Для сельской бабы мотивом к самоубийству могли послужить побои и издевательства мужа. В 1899 году в с. Сугонове Калужской губернии крестьянка, имевшая несколько детей, доведенная до отчаяния жестокими побоями мужа и издевательствами за мнимую измену, удавилась на чердаке{826}. По сообщению газеты «Козловская мысль» за 1912 год, «18 декабря отравилась крестьянка Куликова. Покойная была в беременном состоянии. На самоубийство ее побудило, как предполагают, дурное обращение с ней мужа»{827}. Рукоприкладство в крестьянской семье было явлением обыденным, поэтому весьма трудно определить, сколько среди женщин было тех, для кого самоубийство стало средством избегнуть побоев мужа-тирана.
Среди причин крестьянских самоубийств, если довериться наблюдениям полицейских чинов, была также депрессия, а в ряде случаев, по всей видимости, и душевное расстройство.

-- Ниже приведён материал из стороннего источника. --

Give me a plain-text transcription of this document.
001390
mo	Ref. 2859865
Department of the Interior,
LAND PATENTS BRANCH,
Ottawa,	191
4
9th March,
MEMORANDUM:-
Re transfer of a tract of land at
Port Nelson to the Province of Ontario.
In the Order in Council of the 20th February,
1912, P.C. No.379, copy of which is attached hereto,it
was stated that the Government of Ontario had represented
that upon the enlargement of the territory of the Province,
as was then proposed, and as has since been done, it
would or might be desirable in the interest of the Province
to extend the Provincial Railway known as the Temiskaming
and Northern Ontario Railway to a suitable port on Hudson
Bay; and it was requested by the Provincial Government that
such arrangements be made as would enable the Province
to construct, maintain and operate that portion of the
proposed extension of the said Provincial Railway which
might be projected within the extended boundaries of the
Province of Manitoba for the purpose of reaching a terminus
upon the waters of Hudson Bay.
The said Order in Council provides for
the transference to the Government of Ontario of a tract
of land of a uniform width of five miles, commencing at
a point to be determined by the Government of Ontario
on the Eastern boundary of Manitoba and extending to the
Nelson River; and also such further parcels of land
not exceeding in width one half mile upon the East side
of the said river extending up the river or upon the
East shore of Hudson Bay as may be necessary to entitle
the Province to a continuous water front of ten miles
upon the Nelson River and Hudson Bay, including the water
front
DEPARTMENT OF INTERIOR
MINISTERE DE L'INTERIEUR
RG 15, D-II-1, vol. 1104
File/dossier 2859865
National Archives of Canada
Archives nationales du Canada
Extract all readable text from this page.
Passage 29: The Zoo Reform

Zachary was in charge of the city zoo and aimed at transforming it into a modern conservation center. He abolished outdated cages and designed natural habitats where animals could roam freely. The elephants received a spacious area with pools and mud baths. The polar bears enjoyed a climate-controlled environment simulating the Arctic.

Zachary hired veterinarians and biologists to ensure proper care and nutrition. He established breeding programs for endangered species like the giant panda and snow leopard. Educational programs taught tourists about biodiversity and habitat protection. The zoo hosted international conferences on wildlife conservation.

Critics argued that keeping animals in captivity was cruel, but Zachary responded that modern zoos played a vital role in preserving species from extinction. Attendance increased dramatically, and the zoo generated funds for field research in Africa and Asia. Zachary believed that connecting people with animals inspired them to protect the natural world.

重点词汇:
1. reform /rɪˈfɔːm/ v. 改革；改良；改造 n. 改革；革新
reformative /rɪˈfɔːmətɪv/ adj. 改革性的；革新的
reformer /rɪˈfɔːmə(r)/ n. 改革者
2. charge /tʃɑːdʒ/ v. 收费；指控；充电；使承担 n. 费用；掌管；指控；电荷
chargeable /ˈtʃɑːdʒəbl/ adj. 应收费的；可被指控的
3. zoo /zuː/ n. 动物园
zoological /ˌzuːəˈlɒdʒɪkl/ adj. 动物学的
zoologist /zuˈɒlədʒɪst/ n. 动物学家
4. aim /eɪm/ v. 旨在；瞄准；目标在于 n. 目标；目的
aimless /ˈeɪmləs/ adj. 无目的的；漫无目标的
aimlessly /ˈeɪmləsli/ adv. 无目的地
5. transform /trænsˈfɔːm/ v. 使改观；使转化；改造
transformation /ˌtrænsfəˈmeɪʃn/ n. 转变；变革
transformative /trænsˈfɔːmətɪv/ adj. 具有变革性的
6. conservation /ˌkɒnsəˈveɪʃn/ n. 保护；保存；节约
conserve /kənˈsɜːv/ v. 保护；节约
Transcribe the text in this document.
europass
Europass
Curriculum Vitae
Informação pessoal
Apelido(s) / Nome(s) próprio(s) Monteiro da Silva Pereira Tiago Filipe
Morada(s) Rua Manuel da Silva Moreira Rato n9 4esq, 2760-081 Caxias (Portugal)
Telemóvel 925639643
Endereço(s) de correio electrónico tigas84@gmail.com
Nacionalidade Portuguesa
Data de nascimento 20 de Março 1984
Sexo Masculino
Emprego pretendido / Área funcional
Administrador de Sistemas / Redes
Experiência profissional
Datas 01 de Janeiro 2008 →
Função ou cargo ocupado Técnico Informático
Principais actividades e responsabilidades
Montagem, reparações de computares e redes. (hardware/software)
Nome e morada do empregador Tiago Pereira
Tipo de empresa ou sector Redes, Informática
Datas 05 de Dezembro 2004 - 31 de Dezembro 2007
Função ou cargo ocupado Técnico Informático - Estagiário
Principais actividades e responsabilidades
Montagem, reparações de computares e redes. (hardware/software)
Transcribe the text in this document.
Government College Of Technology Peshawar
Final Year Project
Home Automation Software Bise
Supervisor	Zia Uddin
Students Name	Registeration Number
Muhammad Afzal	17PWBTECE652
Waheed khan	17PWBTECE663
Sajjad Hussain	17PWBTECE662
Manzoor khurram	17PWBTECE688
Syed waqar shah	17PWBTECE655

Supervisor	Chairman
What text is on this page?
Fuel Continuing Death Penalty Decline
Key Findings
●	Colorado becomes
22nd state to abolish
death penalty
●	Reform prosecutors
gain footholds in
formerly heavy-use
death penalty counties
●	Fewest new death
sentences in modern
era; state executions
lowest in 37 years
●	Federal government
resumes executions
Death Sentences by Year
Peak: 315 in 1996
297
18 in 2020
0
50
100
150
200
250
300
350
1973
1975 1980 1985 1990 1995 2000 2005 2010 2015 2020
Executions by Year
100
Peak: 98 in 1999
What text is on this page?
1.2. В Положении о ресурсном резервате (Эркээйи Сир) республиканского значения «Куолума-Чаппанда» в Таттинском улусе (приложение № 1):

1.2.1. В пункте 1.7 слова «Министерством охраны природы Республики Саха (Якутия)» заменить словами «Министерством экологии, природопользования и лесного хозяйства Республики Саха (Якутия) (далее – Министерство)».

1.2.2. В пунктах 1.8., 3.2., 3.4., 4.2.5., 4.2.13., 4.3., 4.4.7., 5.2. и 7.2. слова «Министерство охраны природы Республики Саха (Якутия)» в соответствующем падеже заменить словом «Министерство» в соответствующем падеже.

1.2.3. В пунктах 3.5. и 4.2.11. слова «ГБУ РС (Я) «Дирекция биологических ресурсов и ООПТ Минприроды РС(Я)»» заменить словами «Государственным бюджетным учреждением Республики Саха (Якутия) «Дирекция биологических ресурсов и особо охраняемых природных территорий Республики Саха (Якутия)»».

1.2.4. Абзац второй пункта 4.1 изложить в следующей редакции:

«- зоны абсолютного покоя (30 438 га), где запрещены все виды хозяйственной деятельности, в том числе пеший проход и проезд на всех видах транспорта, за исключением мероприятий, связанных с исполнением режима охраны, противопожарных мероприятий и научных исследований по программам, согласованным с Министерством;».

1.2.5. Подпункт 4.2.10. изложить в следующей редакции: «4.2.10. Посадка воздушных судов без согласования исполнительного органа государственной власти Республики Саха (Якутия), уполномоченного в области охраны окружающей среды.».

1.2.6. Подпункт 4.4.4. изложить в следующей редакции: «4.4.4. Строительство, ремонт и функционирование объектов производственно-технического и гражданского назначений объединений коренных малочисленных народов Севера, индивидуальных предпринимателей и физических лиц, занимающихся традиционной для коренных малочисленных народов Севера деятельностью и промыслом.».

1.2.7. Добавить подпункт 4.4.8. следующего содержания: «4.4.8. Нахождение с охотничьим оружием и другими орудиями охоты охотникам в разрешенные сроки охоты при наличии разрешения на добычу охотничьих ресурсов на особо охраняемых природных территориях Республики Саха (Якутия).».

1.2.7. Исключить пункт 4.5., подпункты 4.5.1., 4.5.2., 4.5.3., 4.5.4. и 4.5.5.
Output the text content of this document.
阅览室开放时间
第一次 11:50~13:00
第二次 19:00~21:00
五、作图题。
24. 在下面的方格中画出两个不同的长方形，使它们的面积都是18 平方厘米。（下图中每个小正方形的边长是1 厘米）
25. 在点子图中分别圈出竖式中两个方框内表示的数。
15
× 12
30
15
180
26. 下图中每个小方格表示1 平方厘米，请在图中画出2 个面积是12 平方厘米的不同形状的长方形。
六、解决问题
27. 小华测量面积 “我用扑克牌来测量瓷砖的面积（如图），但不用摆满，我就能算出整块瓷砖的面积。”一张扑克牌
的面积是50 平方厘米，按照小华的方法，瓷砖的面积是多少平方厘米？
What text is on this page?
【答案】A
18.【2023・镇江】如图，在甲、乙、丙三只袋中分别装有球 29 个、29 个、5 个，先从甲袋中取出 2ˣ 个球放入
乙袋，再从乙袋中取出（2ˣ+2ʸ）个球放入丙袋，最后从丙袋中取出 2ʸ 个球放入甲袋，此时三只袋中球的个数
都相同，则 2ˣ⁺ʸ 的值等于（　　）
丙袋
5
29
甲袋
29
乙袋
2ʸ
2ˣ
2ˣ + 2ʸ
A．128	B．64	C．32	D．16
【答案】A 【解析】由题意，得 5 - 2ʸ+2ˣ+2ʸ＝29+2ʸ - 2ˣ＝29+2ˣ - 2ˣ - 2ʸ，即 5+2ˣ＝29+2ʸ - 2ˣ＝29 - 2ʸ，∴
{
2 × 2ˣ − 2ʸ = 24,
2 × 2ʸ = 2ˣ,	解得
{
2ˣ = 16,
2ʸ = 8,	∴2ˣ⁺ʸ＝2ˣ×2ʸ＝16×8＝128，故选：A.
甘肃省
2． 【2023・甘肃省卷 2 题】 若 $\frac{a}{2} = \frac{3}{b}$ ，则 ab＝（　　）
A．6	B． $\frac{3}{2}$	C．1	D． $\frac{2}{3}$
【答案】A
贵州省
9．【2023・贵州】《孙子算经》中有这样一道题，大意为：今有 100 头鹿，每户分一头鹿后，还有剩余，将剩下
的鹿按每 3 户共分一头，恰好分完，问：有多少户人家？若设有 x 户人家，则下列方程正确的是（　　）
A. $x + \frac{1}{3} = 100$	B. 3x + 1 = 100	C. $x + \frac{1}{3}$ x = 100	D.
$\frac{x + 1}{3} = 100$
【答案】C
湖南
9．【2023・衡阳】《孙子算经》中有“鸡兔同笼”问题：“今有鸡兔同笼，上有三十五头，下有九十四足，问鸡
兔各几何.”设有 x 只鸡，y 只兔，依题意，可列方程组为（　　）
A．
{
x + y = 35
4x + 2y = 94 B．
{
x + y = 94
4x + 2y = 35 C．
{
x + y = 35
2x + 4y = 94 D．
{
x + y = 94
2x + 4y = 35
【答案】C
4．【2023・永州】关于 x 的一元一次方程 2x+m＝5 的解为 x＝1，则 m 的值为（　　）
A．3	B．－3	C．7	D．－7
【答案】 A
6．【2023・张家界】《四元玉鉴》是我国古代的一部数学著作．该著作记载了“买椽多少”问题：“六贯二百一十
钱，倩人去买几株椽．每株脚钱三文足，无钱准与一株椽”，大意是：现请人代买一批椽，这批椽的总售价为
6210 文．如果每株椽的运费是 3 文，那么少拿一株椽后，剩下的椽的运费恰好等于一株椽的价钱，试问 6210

В рапортах уездных исправников Тамбовской губернии такое состояние называлось «умоисступлением». В результате «умоисступления», по донесению Елатомского уездного исправника, в августе 1904 года повесились крестьянки Кадыкова, 40 лет, и Степанида Платоновна Арбузова, 61 года{828}. 23 августа того же года в припадке болезненного состояния свела счеты с жизнью Анастасия Гончарова, 32 лет, крестьянка с. Панина{829}. В с. Темяшеве Лукояновского уезда Нижегородской губернии 7 февраля 1900 года во время болезненного припадка влезла в петлю крестьянка Неськина{830}.